Taking courses and perfecting your techniques and processes to improve on these expertise items will make you better and more valuable to the informed customer. Here are courses that focus on these items rather than on selling:

  • Real estate law in your state.
  • Representation, duties and agency law.
  • Local zoning and property use restrictions.
  • In my market, septic regulations were crucial.
  • Inspection processes and negotiating repairs with the other side.
  • Federal equal housing and discrimination law.
  • Survey or ILR interpretation.
  • Careful examination of covenants, restrictions and title insurance binders.
  • Negotiation strategies on initial contract price; balance with process moving forward.
  • CLUE Report, Comprehensive Loss Underwriting Exchange if applicable.
  • Future value appreciation relative to the market competition.
  • Thorough market research and accurate CMAs for both buyer and seller.

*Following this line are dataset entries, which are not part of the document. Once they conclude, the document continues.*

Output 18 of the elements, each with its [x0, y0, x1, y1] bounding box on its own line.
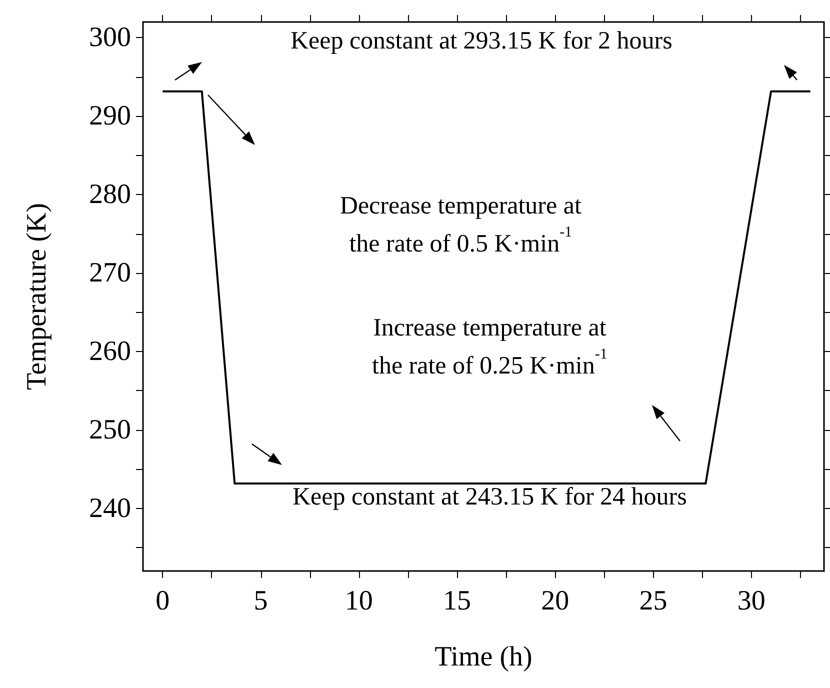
annotation: Keep constant at 293.15 K for 2 hours: [290, 28, 672, 55]
x-tick-label: 5: [254, 586, 268, 616]
y-tick-label: 260: [89, 336, 131, 367]
x-tick-label: 20: [541, 586, 570, 616]
y-tick-label: 290: [89, 100, 131, 132]
x-tick-label: 25: [639, 586, 668, 616]
y-tick-label: 300: [89, 22, 131, 54]
x-tick-label: 0: [156, 586, 170, 616]
y-tick-label: 250: [89, 414, 131, 446]
y-tick-label: 240: [89, 492, 131, 524]
y-axis-title: Temperature (K): [22, 203, 52, 390]
y-tick-label: 280: [89, 179, 131, 210]
y-tick-label: 270: [89, 257, 131, 288]
x-tick-label: 15: [443, 586, 472, 616]
annotation: Keep constant at 243.15 K for 24 hours: [292, 484, 687, 511]
x-tick-label: 30: [737, 586, 766, 616]
x-axis-title: Time (h): [434, 642, 532, 672]
x-tick-label: 10: [344, 586, 373, 616]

    There are more courses, some are market area specific. The point is that these things make you better at your job, which makes you better than much of your competition. Now you have something to market on your website and in other media that sets you apart and sells you without selling.

    Focusing on Selling in Real Estate Can Result in a High Backout Rate

    At one time in my real estate practice, I had a friend who transitioned from used car sales.

    He was an "ace" at pushing the contract across the table, overcoming objections and all of those sales techniques that get the signature on the bottom line. One day we were chatting, and he asked me how many buyer backouts I had in the previous year. He asked because he was experiencing a high percentage of buyers backing out of deals for no apparent real reason other than buyer remorse.

    We operated in a mountain vacation and resort market, so one characteristic was dominant. Few of the homes we sold were for working people in the area. It was an expensive market, and neither side of a transaction had to buy or sell. Sellers may simply tire of that ski area and wanted to move to another. Buyers had been vacationing in the area and figured they could buy for more visit convenience and not having hotel bills.

    For these reasons it wasn't a case of let's get into our home so I can go to work and go on with life. It was more often a discretionary purchase they may even make on an impulse. I told my friend that I had only one buyer back out of a deal simply due to changing their mind the previous year. They killed the deal because they found that their resort hotel employer wasn't doing well and was planning layoffs; fear of losing their job.

    The problem my friend was experiencing was selling hard and getting the signature. However, with a transaction having multiple easy points to get out with earnest money, inspections, etc., he found that some were having second thoughts and taking advantage of an opportunity to cut and run. Finally getting to the point, if you're taking CE or other courses all about the "Art of the Sale" or overcoming objections and neglecting more courses about property rights, surveys, inspections, real estate law and representation, then you're focusing too much on the wrong stuff.

    I could never argue with any objection a customer/client might have about a certain home or mountain property. Even if their objection wasn't realistic, such as thinking a fairly priced property is grossly overpriced (common in my market then with median price of vacation home over $400k), it was valid from their perspective.

    I would simply show them the buyer CMA I did for every buyer and let them make their decision. In other words, my job was accurate information and transaction service, not selling anything.

    Don't neglect building your expertise in areas other than selling techniques. You will enhance your value to your clients.